ElasticSearch 2.3 _search for more than 10,000 paged items

In ElasticSearch 2.3 (and in the latest releases) there is a index.max_result_window setting which restricts the search query to a from + size value that is less than 10,000 entries. e.g.

from: 0 size: 10,000 is ok
from: 0 size: 10,001 is not ok
from: 9,000 size: 1,001 is not ok

In the latest release, 7.10, the documentation says this can be worked around by using search-after. However, due to legacy data, I need something similar in ES 2.3. I'm curious if there are any good options?

Why do I need this? In our data we've a child / parent hierarchy. One query we run against this data is to determine all the unique parents over a certain date range.
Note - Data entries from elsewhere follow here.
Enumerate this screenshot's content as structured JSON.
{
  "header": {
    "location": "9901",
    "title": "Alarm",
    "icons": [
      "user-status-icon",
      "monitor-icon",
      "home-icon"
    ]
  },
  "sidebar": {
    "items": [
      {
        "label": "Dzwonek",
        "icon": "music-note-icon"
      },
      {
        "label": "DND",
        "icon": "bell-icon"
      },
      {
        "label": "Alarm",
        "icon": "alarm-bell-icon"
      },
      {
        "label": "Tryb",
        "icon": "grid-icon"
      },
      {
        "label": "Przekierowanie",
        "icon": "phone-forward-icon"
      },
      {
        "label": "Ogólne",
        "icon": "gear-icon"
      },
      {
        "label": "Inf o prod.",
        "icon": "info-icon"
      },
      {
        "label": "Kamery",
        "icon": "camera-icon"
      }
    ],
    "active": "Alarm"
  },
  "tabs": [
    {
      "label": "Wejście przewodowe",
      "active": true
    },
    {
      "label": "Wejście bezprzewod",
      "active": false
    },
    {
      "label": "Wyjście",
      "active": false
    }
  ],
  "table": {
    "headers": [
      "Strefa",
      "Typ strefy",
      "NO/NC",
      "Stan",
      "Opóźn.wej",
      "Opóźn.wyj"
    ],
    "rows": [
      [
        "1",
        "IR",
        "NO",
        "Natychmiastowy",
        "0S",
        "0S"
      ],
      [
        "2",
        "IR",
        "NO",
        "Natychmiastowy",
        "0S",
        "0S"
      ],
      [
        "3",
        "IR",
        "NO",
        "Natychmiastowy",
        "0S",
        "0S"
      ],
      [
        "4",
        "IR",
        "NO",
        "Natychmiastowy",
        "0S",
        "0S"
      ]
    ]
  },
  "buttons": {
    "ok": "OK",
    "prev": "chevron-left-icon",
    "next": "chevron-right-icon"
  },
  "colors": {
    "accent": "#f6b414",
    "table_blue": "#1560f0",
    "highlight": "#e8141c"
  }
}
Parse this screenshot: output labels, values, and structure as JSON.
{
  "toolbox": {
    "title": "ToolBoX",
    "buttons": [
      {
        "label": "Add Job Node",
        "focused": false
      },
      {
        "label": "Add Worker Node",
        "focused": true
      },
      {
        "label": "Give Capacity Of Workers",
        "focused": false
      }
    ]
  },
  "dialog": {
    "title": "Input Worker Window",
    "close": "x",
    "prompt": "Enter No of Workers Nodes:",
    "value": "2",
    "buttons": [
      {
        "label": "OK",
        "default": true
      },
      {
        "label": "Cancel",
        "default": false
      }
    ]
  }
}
Currently we retrieve this information using an aggregate query. i.e.

{
  "query": { "match_all_in_date_range": {} },
  "aggs": {
    "parents": {
      "terms": {
        "field": "parentId"
      }
    }
  }
}

Which, interestingly, returns all the parents even if there are more than 10,000. i.e. It does not appear to be affected by the index.max_result_window limit.

But this aggregation is expensive and time consuming. As a result I'm evaluating if it's possible to remove it and "aggregate" the data in our own code. i.e. Retrieve all the objects, read their parentId field, and record the unique ids.

But it looks like the index.max_result_window limit may break that idea. i.e. Unless I'm mistaken. Two ideas I had to work around this would be

Rather than paging I should modify the query to exclude the parentIds I've already retrieved (the downside being that it could take longer to run and will cause the query to grow until the end)
To move over to the more heavy duty scroll API (which may be more suitable for other usages)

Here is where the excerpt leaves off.